Juleica-Schulung 2018

Eine Schulung für das Ehrenamt
Zwölf junge Pirmasenser erwerben Juleica beim Jugendhaus ONE

In den Osterferien  war es wieder soweit: Sieben Tage, zwölf junge Ehrenamtliche, ein Thema: zum Jugendleiter ausgebildet werden. Die Mitarbeiter des Jugendhauses ONE Pirmasens (IB) verbrachten mit engagierten Jugendlichen eine Woche in der Jugendherberge in Sargenroth, um mit diesen im Rahmen des Integrationsprojekts „zum Beispiel: ICH“ die Juleica-Schulung durchzuführen.

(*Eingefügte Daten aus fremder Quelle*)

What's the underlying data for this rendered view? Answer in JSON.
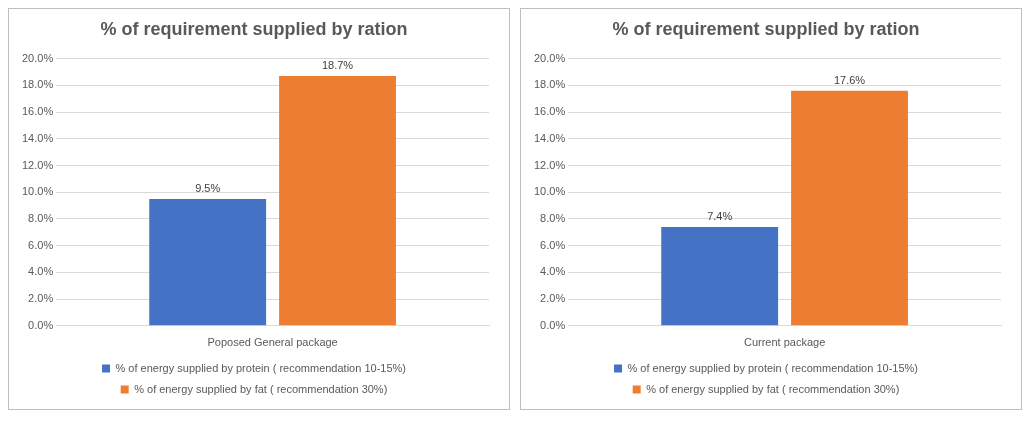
{
  "chart_data": [
    {
      "type": "bar",
      "title": "% of requirement supplied by ration",
      "categories": [
        "Poposed General package"
      ],
      "series": [
        {
          "name": "% of energy supplied by protein ( recommendation 10-15%)",
          "color": "#4472c4",
          "values": [
            9.5
          ],
          "value_labels": [
            "9.5%"
          ]
        },
        {
          "name": "% of energy supplied by fat ( recommendation 30%)",
          "color": "#ed7d31",
          "values": [
            18.7
          ],
          "value_labels": [
            "18.7%"
          ]
        }
      ],
      "ylim": [
        0,
        20
      ],
      "yticks": [
        {
          "value": 0,
          "label": "0.0%"
        },
        {
          "value": 2,
          "label": "2.0%"
        },
        {
          "value": 4,
          "label": "4.0%"
        },
        {
          "value": 6,
          "label": "6.0%"
        },
        {
          "value": 8,
          "label": "8.0%"
        },
        {
          "value": 10,
          "label": "10.0%"
        },
        {
          "value": 12,
          "label": "12.0%"
        },
        {
          "value": 14,
          "label": "14.0%"
        },
        {
          "value": 16,
          "label": "16.0%"
        },
        {
          "value": 18,
          "label": "18.0%"
        },
        {
          "value": 20,
          "label": "20.0%"
        }
      ],
      "grid": "y",
      "legend": "bottom"
    },
    {
      "type": "bar",
      "title": "% of requirement supplied by ration",
      "categories": [
        "Current package"
      ],
      "series": [
        {
          "name": "% of energy supplied by protein ( recommendation 10-15%)",
          "color": "#4472c4",
          "values": [
            7.4
          ],
          "value_labels": [
            "7.4%"
          ]
        },
        {
          "name": "% of energy supplied by fat ( recommendation 30%)",
          "color": "#ed7d31",
          "values": [
            17.6
          ],
          "value_labels": [
            "17.6%"
          ]
        }
      ],
      "ylim": [
        0,
        20
      ],
      "yticks": [
        {
          "value": 0,
          "label": "0.0%"
        },
        {
          "value": 2,
          "label": "2.0%"
        },
        {
          "value": 4,
          "label": "4.0%"
        },
        {
          "value": 6,
          "label": "6.0%"
        },
        {
          "value": 8,
          "label": "8.0%"
        },
        {
          "value": 10,
          "label": "10.0%"
        },
        {
          "value": 12,
          "label": "12.0%"
        },
        {
          "value": 14,
          "label": "14.0%"
        },
        {
          "value": 16,
          "label": "16.0%"
        },
        {
          "value": 18,
          "label": "18.0%"
        },
        {
          "value": 20,
          "label": "20.0%"
        }
      ],
      "grid": "y",
      "legend": "bottom"
    }
  ]
}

Intensiv war die Woche für die 12 Jugendlichen und 3 hauptamtlichen Mitarbeiter/innen, intensiv und gleichzeitig voller Wertschätzung, Offenheit und Anerkennung. Fragen rund um die Jugendarbeit, die Verantwortung und Pflichten eines Jugendleiters, Einblick in die rechtlichen Bestimmungen und Gewaltfreie Kommunikation waren einige der Schwerpunkte der Schulung.  Die sieben Tage waren straff durchgeplant.  Die Teilnehmer waren aktiv, etwa bei selbst durchgeführten Workshops oder bei der Gestaltung und Durchführung von Abendprogrammen und Spielnachmittagen.

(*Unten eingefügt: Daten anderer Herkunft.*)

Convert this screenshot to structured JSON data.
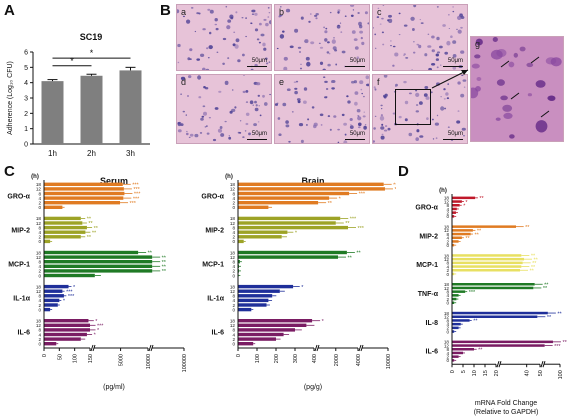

Zunächst waren die theoretischen Teile an der Reihe.  Lisa Biegaj und Marko Burkhart klärten die Teilnehmer über rechtliche Grundlagen in der Jugendarbeit auf. Aufsichtspflicht, Jugendschutzgesetz und Haftung wurde angesprochen und in anschließender Diskussionsrunde mithilfe von Fallbeispielen vertieft. Entwicklungen innerhalb von Gruppen, die typischen Rollen in Jugendgruppen und Gruppenprozesse waren ein weiterer Schwerpunkt, den die Projektverantwortliche Biegaj erläuterte. Außerdem  gab sie eine kleine Einführung in die Gewaltfreie Kommunikation, sowie in die Gesprächsführung. Mitgestaltet wurden einzelne Bausteine von erfahrenen Teamern des Jugendhauses, die selbst Workshops und Einheiten übernahmen. Der Part Spieltheorie und Spielpraxis wurde begeistert von den Teilnehmern gleich ausprobiert. Viele neue Spiele und Ideen waren Inspiration für die 12 Jugendlichen, die diese neuen Eindrücke auch sicher mit in ihre weitere Arbeit mit  Kindern und Jugendlichen mit einbauen werden. Burkhart, Leiter des Projekts JUGENDHAUSmobil, erläuterte sämtliche Fakten rund um die Projektplanung. Wie gestaltet man ein Angebot? Worauf muss man achten? Welche Genehmigungen müssen evtl. eingeholt werden und was ist altersgerecht,  finanziell und räumlich realisierbar? Im Anschluss wurde die Woche über von den Teilnehmern zwei Abendprogramme – einmal für Kinder, das andere Mal für Jugendliche- geplant, durchgeführt und evaluiert. Ein nächster Schwerpunkt, der ebenfalls von Burkhart referiert wurde, war die Öffentlichkeitsarbeit. Hierbei erklärte er verschiedene Medien, sowie deren Einsetzbarkeiten und ließ die Teilnehmer selbst Werbung für die geplante Abendveranstaltung gestalten.

Spaß und Spiel standen im Vordergrund der Woche, aber auch tiefgründige und lange Gespräche über Inhalte und Hintergründe begleiteten die Teilnehmer und das Jugendhaus Team die gesamte Zeit.  Selbstreflexion war angesagt. In Einzelpräsentationen durfte jeder Teilnehmer seine ganz persönliche Sicht auf die Jugendarbeit erläutern. Konsens dabei war „Jugendarbeit macht stolz und glücklich!“.